13

por Ireth Hollow


O relógio encantado ronronou, à medida que o ponteiro mais pequeno se movia para a décima terceira casa. Ronald dormia, os braços abertos, ocupando quase toda a cama de casal. Os lençóis – brancos com linhas douradas que traçavam motivos abstractos – acentuavam o contraste que o ruivo dos seus cabelos produzia na sua pele clara. Se fosse uma artista, seria este o momento que escolheria para o retratar, no sossego da hora que era só sua. Não descuraria qualquer pormenor, ciente de que aquele tempo não terminaria enquanto a sua obra não estivesse completa. Cabelos espalhados, olhos fechados, sorriso tranquilo, corpo relaxado. Um traço mais fino para as pequenas particularidades do marido: as sardas, a pequena ruga que já se adivinhava na testa, a aliança de casamento, a cicatriz deixada por um feitiço antigo. O ar de quem não tardaria a despertar.

Sorriu com o seu devaneio. O seu talento não era desenhar. Nunca fora. Mesmo assim, dia após dia, empregava a sua arte num esforço de contemplação que usava amor como tela e carinho como tinta. Dia após dia. Até o ponteiro deixar a décima terceira casa e o tempo deixar de estar suspenso do seu olhar.

Esse milésimo de segundo que estava preso entre a magia e a normalidade era o preferido de Hermione, porque encerrava antecipação e saudade, num perfeito equilíbrio. Fechava os olhos rapidamente, numa tentativa infantil de o reter. No entanto, o relógio já não ronronava e Ron já não dormia – sabia que não, mesmo sem o ver. Sentira a mudança no ritmo da sua respiração, previra o movimento preguiçoso nos lençóis, esperava o gemido que a atrairia até à cama. Vem, Hermione.

E ela iria, uma mão rodando nervosamente a aliança gémea que o seu próprio dedo acolhia, num gesto de inconsciente desejo. E ele recebê-la-ia, envolvendo-a nos seus braços – espantosamente frios, quase gelados, sedentos de calor.

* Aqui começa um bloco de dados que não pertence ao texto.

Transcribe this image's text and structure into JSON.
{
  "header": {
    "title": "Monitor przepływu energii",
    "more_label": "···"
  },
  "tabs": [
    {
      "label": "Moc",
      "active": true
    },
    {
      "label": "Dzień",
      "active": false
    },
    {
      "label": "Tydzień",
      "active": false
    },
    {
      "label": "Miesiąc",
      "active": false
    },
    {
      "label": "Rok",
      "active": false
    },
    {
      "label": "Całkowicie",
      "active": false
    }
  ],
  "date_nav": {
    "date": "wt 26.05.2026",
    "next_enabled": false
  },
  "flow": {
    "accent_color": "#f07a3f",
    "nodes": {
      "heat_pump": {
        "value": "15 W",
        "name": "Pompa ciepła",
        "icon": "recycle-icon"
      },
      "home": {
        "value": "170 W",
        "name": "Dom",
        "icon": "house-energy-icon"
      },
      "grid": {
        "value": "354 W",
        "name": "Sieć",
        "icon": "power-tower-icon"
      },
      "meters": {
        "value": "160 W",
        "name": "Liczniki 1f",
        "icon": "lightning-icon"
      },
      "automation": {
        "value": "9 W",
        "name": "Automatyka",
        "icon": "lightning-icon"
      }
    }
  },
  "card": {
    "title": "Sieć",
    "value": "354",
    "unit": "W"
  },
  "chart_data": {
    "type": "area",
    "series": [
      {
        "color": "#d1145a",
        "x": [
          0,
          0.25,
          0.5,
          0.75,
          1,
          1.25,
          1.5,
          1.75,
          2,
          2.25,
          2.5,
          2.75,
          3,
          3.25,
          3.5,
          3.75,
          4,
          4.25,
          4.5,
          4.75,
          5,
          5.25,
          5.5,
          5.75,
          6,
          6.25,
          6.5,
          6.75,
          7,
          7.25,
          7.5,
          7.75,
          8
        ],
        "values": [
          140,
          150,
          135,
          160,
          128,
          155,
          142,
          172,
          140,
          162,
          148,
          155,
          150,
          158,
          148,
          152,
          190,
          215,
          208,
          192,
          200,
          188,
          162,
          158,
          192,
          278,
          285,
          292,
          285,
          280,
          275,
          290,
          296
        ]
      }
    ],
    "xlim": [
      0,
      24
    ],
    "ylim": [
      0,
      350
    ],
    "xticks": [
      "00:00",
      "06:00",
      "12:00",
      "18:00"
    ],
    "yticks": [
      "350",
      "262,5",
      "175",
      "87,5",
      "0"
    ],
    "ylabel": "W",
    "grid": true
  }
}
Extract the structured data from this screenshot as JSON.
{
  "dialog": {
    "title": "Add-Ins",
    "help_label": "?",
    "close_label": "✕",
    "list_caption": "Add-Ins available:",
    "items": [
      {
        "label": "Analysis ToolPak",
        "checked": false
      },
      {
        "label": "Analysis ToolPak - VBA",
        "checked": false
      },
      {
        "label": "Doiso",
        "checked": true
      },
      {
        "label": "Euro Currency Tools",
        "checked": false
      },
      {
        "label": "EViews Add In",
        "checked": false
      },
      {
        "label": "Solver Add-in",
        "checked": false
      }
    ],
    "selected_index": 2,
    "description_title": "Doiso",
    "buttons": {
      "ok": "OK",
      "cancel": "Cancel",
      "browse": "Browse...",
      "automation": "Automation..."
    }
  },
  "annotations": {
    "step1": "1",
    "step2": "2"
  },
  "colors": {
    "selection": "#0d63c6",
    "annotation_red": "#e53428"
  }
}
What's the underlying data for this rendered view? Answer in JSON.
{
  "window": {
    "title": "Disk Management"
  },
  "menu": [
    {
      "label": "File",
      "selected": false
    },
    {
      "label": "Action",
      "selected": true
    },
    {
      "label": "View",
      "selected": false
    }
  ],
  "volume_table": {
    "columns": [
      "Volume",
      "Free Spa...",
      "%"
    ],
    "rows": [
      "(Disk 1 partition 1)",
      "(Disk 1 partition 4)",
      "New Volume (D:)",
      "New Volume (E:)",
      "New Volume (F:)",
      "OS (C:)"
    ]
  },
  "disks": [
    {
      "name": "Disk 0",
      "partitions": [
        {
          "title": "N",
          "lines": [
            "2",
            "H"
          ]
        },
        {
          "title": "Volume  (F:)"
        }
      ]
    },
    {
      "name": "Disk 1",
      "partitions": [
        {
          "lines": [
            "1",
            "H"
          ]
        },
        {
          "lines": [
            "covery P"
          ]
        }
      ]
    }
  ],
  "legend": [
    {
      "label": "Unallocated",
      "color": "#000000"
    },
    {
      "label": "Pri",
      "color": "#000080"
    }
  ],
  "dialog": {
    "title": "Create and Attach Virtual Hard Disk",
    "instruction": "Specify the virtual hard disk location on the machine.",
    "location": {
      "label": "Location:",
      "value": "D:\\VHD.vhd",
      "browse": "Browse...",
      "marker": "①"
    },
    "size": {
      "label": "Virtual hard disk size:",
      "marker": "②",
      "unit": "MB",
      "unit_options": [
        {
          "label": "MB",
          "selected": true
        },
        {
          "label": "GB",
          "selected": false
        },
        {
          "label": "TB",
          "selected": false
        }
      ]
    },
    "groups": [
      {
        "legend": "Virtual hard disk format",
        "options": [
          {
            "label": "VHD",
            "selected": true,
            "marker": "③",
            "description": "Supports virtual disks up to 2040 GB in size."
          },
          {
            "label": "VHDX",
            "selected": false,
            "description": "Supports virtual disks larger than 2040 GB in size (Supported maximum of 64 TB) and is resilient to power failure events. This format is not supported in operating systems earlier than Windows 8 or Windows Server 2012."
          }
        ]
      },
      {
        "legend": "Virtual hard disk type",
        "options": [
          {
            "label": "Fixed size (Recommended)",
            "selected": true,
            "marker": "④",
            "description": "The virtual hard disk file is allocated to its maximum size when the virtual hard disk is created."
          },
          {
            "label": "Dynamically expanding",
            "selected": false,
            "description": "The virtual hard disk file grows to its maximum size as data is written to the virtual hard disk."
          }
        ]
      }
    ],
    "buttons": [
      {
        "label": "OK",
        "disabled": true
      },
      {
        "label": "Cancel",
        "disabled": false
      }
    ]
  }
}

Só então ele abriria os olhos, disposto a acordar, quase como se só fosse capaz de o fazer assim, apertando o corpo da esposa contra o peito, sentido o seu perfume suave, escutando o bater acelerado do seu coração.

Ele não sabia que ela tinha encantado o relógio para poder acordar sempre antes de si. Tão-pouco estava ciente de que ela brincara com o tempo para poder reservar uma hora para o contemplar assim: indefeso, silencioso, nu de emoções e preocupações. O que ele sabia era que, ao abrir os olhos, distinguiria sempre castanho. Castanho brilhante de amor nos olhos, castanho rebelde de vida nos cabelos, castanho constante de paz na pele. Três tons de castanho, três etapas do acordar, três segundos de sentir sem pensar.

Aquela era a sua décima terceira hora de todos os dias.


N/a: Escrita surpreendentemente para o 57º Challenge Relâmpago do 6V. Eu, que nunca pensei voltar aos challenges, ainda para mais com RHr. Eu, que quase pensei abandonar o fandom. Seja como for, aí está 13. Já sabem, aprecio sempre saber as vossas opiniões (só não levem muito a mal se eu não tiver captado bem o espírito do ship).